Am Bezirkskommando in der Alten Ulrichsstraße von Magdeburg wurden Arrestanten befreit. Aktenbündel flogen auf die Straße, Scheiben der Zellenfenster zersplitterten. Am Generalkommando in der Augustastraße wurden die Offiziere entwaffnet. Der stellvertretende kommandierende General untersagte bewaffneten Widerstand: „Die Bewegung soll unblutig verlaufen.“

Am Nachmittag wehte am Rathaus eine rote Fahne. Auch die Volksstimme flaggte rot von den Balkonen ihres Geschäftshauses in der Großen Münzstraße. Ein Arbeiter- und Soldatenrat wurde gebildet. Er erklärte sich Tage später zum maßgebenden Rat für den Regierungsbezirk Magdeburg. Ähnliches gab es in Neuhaldensleben, Kochstedt, Halberstadt, Oschersleben, Staßfurt, Langenweddingen, Wernigerode und Tangermünde. „Die Revolution vollzog sich in musterhafter Ordnung“, hieß es in der Volksstimme über das Geschehen in Schönebeck. „In Ansprachen der Genossen Senkseil, Ladebeck und Popken wurden die ... Mengen ermahnt zur Ruhe und Ordnung.“

Nicht ganz so musterhaft verlief es in Stendal. Dort habe „sich der Generalmajor Krause (der Garnisonsälteste, d. Verf.) den mit Erlaubnisscheinen vom Arbeiter- und Soldatenrat versehenen Soldaten widersetzt, sie mit dem Revolver bedroht und Maschinengewehre auffahren lassen“, berichtete die Magdeburgische Zeitung in der Abendausgabe vom 9. November. „Daraufhin haben auf Anordnung des Arbeiter- und Soldatenrates ... die Stendaler Betriebe die Arbeit eingestellt.“ Der Oberbürgermeister habe schließlich den General aufgefordert, von seinem Posten zurückzutreten.
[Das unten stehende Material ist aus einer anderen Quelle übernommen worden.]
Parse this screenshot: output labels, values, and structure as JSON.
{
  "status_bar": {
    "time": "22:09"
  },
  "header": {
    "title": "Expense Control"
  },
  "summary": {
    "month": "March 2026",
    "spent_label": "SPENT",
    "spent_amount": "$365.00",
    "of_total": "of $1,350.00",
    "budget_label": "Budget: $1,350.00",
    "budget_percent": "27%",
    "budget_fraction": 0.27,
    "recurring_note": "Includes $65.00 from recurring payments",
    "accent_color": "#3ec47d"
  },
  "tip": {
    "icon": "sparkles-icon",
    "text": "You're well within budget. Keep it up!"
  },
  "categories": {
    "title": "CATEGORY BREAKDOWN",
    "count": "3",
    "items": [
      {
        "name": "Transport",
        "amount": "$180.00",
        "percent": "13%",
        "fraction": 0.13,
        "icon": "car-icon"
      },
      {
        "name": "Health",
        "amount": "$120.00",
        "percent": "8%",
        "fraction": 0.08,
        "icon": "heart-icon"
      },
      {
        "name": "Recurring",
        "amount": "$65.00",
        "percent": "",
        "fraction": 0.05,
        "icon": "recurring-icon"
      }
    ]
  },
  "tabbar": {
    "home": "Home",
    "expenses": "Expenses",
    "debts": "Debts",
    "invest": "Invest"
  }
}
Erstes Revolutionsopfer wurde auf dem Magdeburger Zentral-Bahnhof ein Marine-Feldwebel. Weil er sich weigerte, dem Befehl des diensthabenden Bahnhofsoffiziers zu folgen, schoss ihn dieser mit einem Revolver nieder. Der Feldwebel wurde schwer verwundet.

Es ist eine gute Zeit, um alte Rechnungen zu begleichen. Aus Burg berichtete die Volksstimme am 14. November: „Ein Schmierfink oder Kranker belästigt mit anonymen Droh- und Schmähschriften Beamte, Vertreter der Stadt und Parteigenossen!“ Tätlich wird es in der Magdeburger Altstadt. Soldaten und Matrosen zwangen Offiziere, ein Café zu verlassen. Sie beriefen sich auf einen Auftrag des Arbeiter- und Soldatenrates. „Das ist, wie uns die Behörde mitteilt, natürlich unwahr“, enthüllte die Volksstimme.

Drei Tage später machte das Blatt selbst eine alte Rechnung auf, berichtete groß auf Seite 1 über ein als „Vertraulich“ gekennzeichnetes Schreiben des Magdeburger Polizeipräsidenten Kurt von Alten vom 26. September 1913. Darin hatte er zahlreiche Geschäftsleute bedrängt, in der in Magdeburg erscheinenden „Tageszeitung“ zu inserieren, deren Gesellschafter er war. Alten habe damit sein Amt missbraucht, betonte die Volksstimme, „um einen Druck auf Geschäftsleute auszuüben, damit diese ein politisches Unternehmen unterstützten“.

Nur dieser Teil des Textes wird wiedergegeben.